Seasonal Fashion: Preparing and Marketing Designs
One of the most important aspects of running a successful fashion design business is keeping up with the latest trends. Trend forecasting can help you to determine which fabrics you'll need, but you'll still need to work out when to prepare each style and at what stage you should be featuring it in fashion shows and other promotional events. You'll also need to be able to work ahead to plan the accessories your catwalk models will wear. What time scales should you be working to? How can you make sure that your fashion designs are ready at the right time?
Preparing New Styles
Industry-level fashion information generally runs about eighteen months ahead of fashion production, so that you have eighteen months available in which to ponder, plan, design, pattern, turn your designs into wearable garments and make them available to the public. When you think through this process you'll realise that isn't really very long at all. However, as a new designer, you're likely to have even less time to work with, because you won't be in a position to commission all your own fabrics - you'll have to wait until the wholesalers start supplying what you need. Wholesalers use trend forecasting too, but have to track down suppliers of their own, so they're often late in coming up with the goods. Though you can do some planning before you get your fabrics, you'll really have to see, feel and weigh them to get a sense of the way they will work in practice.Because time is so tight when preparing a collection, it really has to be a continual process. At the time of writing, the upcoming colour in British fashion is grey and designs will be sleek and efficient, bordering on the severe. Designers will already have prepared their patterns and will be going into production. Some have already starting showing their work on the catwalk and at trade shows, and a few models are starting to wear these styles in public. But whilst they're doing this, they must be thinking ahead to the next season and creating designs in the styles which will be worn then. They'll also be researching what's likely to be popular in the season after that.
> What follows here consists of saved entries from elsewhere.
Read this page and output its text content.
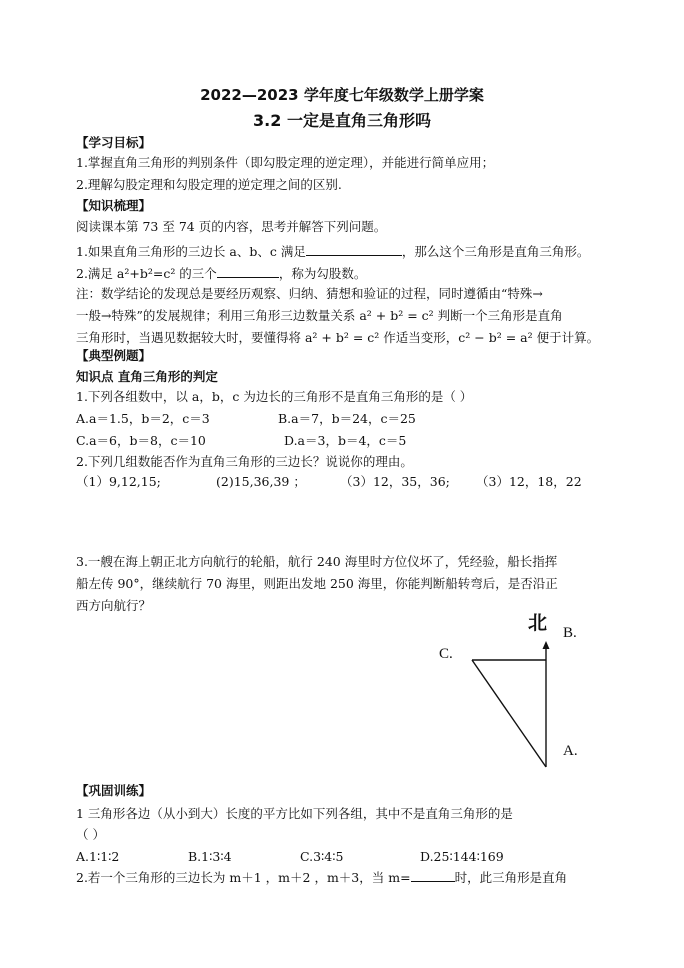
2022—2023 学年度七年级数学上册学案
3.2 一定是直角三角形吗
【学习目标】
1.掌握直角三角形的判别条件（即勾股定理的逆定理），并能进行简单应用；
2.理解勾股定理和勾股定理的逆定理之间的区别.
【知识梳理】
阅读课本第 73 至 74 页的内容，思考并解答下列问题。
1.如果直角三角形的三边长 a、b、c 满足	，那么这个三角形是直角三角形。
2.满足 a²+b²=c² 的三个	，称为勾股数。
注：数学结论的发现总是要经历观察、归纳、猜想和验证的过程，同时遵循由“特殊→
一般→特殊”的发展规律；利用三角形三边数量关系 a² + b² = c² 判断一个三角形是直角
三角形时，当遇见数据较大时，要懂得将 a² + b² = c² 作适当变形，c² − b² = a² 便于计算。
【典型例题】
知识点 直角三角形的判定
1.下列各组数中，以 a，b，c 为边长的三角形不是直角三角形的是（ ）
A.a＝1.5，b＝2，c＝3	B.a＝7，b＝24，c＝25
C.a＝6，b＝8，c＝10	D.a＝3，b＝4，c＝5
2.下列几组数能否作为直角三角形的三边长？说说你的理由。
（1）9,12,15;	(2)15,36,39 ；	（3）12，35，36; （3）12，18，22
3.一艘在海上朝正北方向航行的轮船，航行 240 海里时方位仪坏了，凭经验，船长指挥
船左传 90°，继续航行 70 海里，则距出发地 250 海里，你能判断船转弯后，是否沿正
西方向航行？
北 B.
C.
A.
【巩固训练】
1 三角形各边（从小到大）长度的平方比如下列各组，其中不是直角三角形的是
（ ）
A.1∶1∶2	B.1∶3∶4	C.3∶4∶5	D.25∶144∶169
2.若一个三角形的三边长为 m＋1 ，m＋2 ，m＋3，当 m=	时，此三角形是直角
Launching a New Collection
When you launch a new style, either by exhibiting it at fashion shows or simply by making it available to the public, you must be very careful about your timing. Inexperienced fashion designers are often tempted to try and get in ahead of the competition - to release royal blue clothes in November, say, when they're not due until December. The trouble with this is that, whilst they might thrill the small section of the public which follows high fashion, they'll just look odd to most potential customers, who will pass by and look for something in a colour which they know is popular - the colour of the current season. This is why most designers release new colours and styles at the same time.Obviously, the most important thing here is not to be late - but if you're releasing your new collection at the same time as everybody else, how can you make yours stand out? The answer is to innovate. Fashion is a complicated business, with several different aspects of colour and style becoming popular at once. Think about the different ways you might combine these and the way in which you can connect them to your own unique style. Planning ahead means you'll have time to develop designs which are strong in their own right, not just familiar templates with a few minor adjustments made in acknowledgement of the season.
Keeping up with changing fashions can be daunting but it's something which, over time, you'll develop an instinct for. With good organisation and a dedicated approach to your work, there's no reason why you shouldn't be able to make a success of it.